While it may not be the standard way to view social contract theory, Gordon Tullock viewed his classic The Calculus of Consent, the genesis of social contract theory within economics, as positive economics. This is in contrast to how James Buchanan viewed the same project, as discussed by Brian Kogelmann. For Tullock, The Calculus of Consent was part of the “theory of candidates and parties.” By considering a hypothetical situation in which people have to come to some agreement, Tullock gained insight into how actual candidates and parties behave.
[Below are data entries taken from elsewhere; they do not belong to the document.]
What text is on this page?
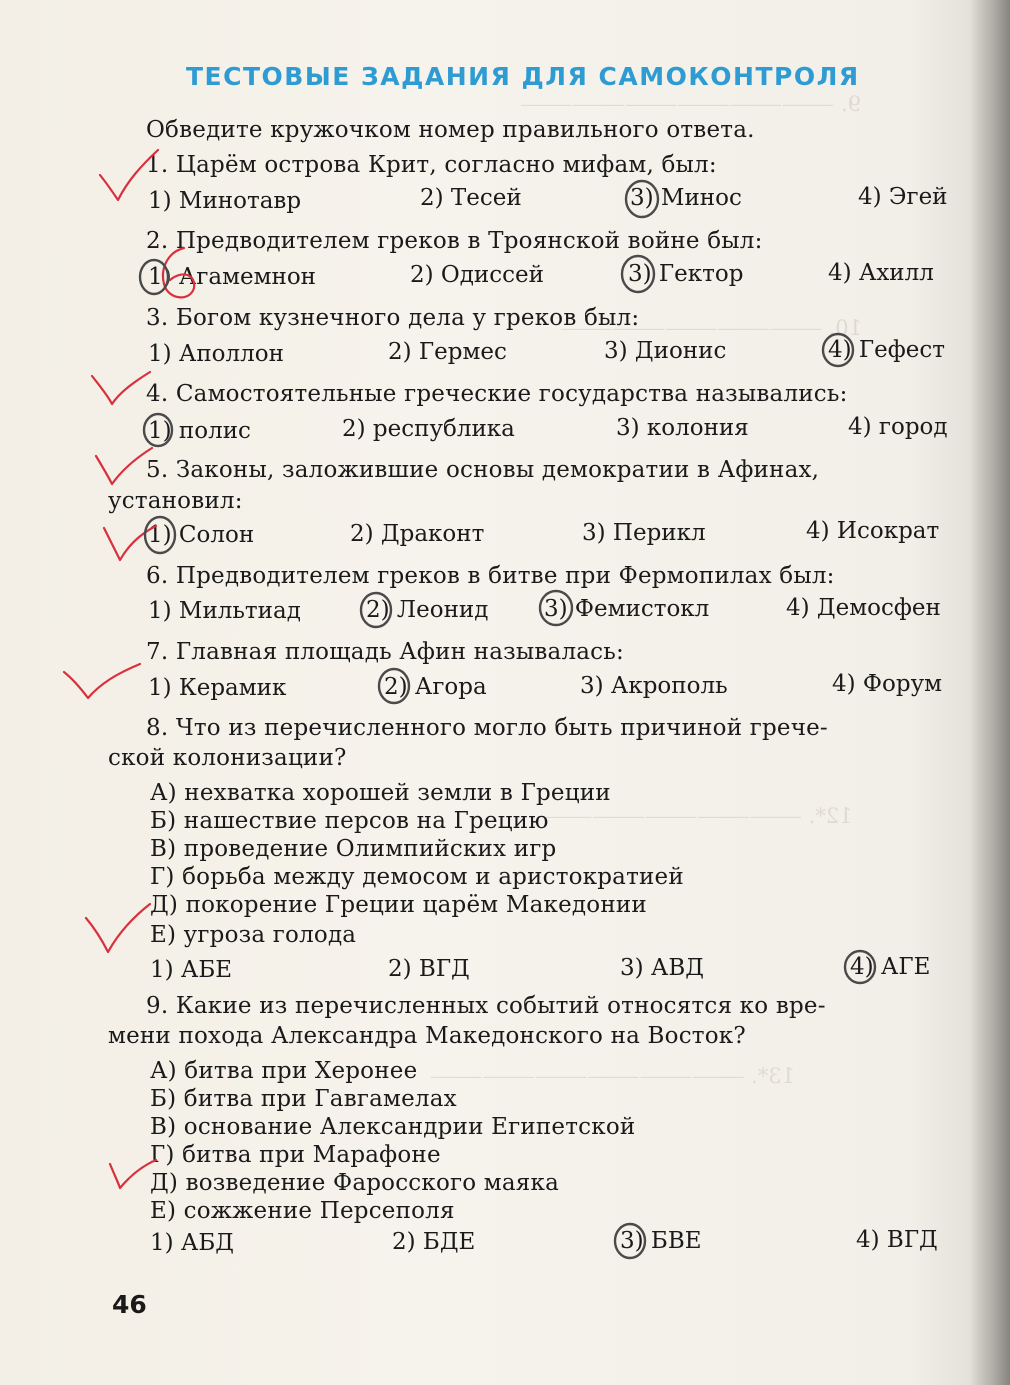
9. ⸻⸻⸻⸻⸻⸻
10. ⸻⸻⸻⸻⸻
12*. ⸻⸻⸻⸻⸻
13*. ⸻⸻⸻⸻⸻⸻
ТЕСТОВЫЕ ЗАДАНИЯ ДЛЯ САМОКОНТРОЛЯ
Обведите кружочком номер правильного ответа.
1. Царём острова Крит, согласно мифам, был:
1) Минотавр	2) Тесей	3) Минос	4) Эгей
2. Предводителем греков в Троянской войне был:
1) Агамемнон	2) Одиссей	3) Гектор	4) Ахилл
3. Богом кузнечного дела у греков был:
1) Аполлон	2) Гермес	3) Дионис	4) Гефест
4. Самостоятельные греческие государства назывались:
1) полис	2) республика	3) колония	4) город
5. Законы, заложившие основы демократии в Афинах,
установил:
1) Солон	2) Драконт	3) Перикл	4) Исократ
6. Предводителем греков в битве при Фермопилах был:
1) Мильтиад	2) Леонид 3) Фемистокл	4) Демосфен
7. Главная площадь Афин называлась:
1) Керамик	2) Агора	3) Акрополь	4) Форум
8. Что из перечисленного могло быть причиной грече-
ской колонизации?
А) нехватка хорошей земли в Греции
Б) нашествие персов на Грецию
В) проведение Олимпийских игр
Г) борьба между демосом и аристократией
Д) покорение Греции царём Македонии
Е) угроза голода
1) АБЕ	2) ВГД	3) АВД	4) АГЕ
9. Какие из перечисленных событий относятся ко вре-
мени похода Александра Македонского на Восток?
А) битва при Херонее
Б) битва при Гавгамелах
В) основание Александрии Египетской
Г) битва при Марафоне
Д) возведение Фаросского маяка
Е) сожжение Персеполя
1) АБД	2) БДЕ	3) БВЕ	4) ВГД
46
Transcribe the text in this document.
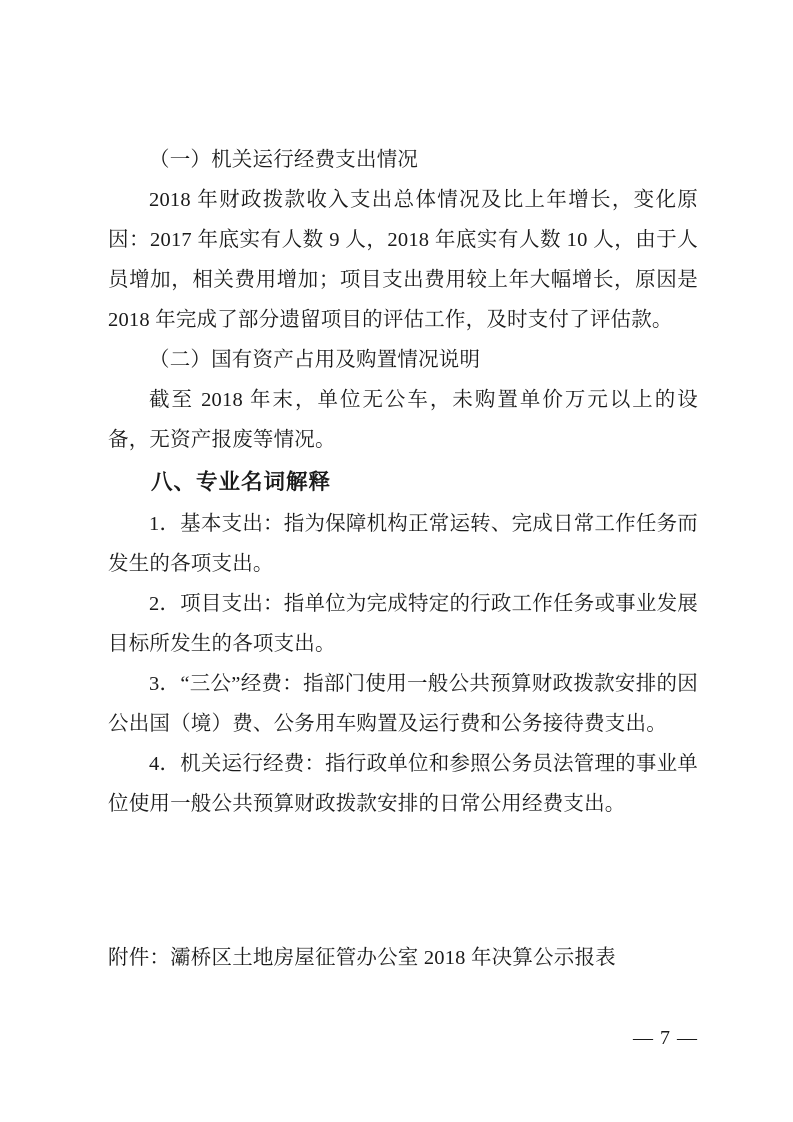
（一）机关运行经费支出情况

2018 年财政拨款收入支出总体情况及比上年增长，变化原因：2017 年底实有人数 9 人，2018 年底实有人数 10 人，由于人员增加，相关费用增加；项目支出费用较上年大幅增长，原因是 2018 年完成了部分遗留项目的评估工作，及时支付了评估款。

（二）国有资产占用及购置情况说明

截至 2018 年末，单位无公车，未购置单价万元以上的设备，无资产报废等情况。

八、专业名词解释

1．基本支出：指为保障机构正常运转、完成日常工作任务而发生的各项支出。

2．项目支出：指单位为完成特定的行政工作任务或事业发展目标所发生的各项支出。

3．“三公”经费：指部门使用一般公共预算财政拨款安排的因公出国（境）费、公务用车购置及运行费和公务接待费支出。

4．机关运行经费：指行政单位和参照公务员法管理的事业单位使用一般公共预算财政拨款安排的日常公用经费支出。

附件：灞桥区土地房屋征管办公室 2018 年决算公示报表

— 7 —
It is not necessary that no such hypothetical situation existed or will ever exist. The thought experiment isolates the fundamental forces that give rise to political behavior.

The classic works on the origins of money use the same tool of analysis. Consider Carl Menger’s famous paper “On the Origins of Money.” Menger generates the simplest model possible to illustrate the fundamental forces that give rise to money, starting with the problem of the double coincidence of wants:

Even in the relatively simple and so often recurring case, where an economic unit, A, requires a commodity possessed by B, and B requires one possessed by C, while C wants one that is owned by A — even here, under a rule of mere barter, the exchange of the goods in question would as a rule be of necessity left undone.

I would bet that Menger did not think that in some historic past three people — A, B, and C — existed and ran into this particular situation and invented money. Even if Menger did think that, other people should not. The model should not be used to make historical claims. It can make positive claims about how the world works. Modern monetary theory uses more-complex models to learn about the same sorts of mechanisms.

I keep calling this move strange, and it is strange to non-economists. It does not fall into simple conceptions of doing science and has led to some serious confusion over what Menger and Adam Smith before him were actually arguing. To avoid such pitfalls, economists need to be precise about their form of reasoning and non-economists need to understand how economists use models for different purposes.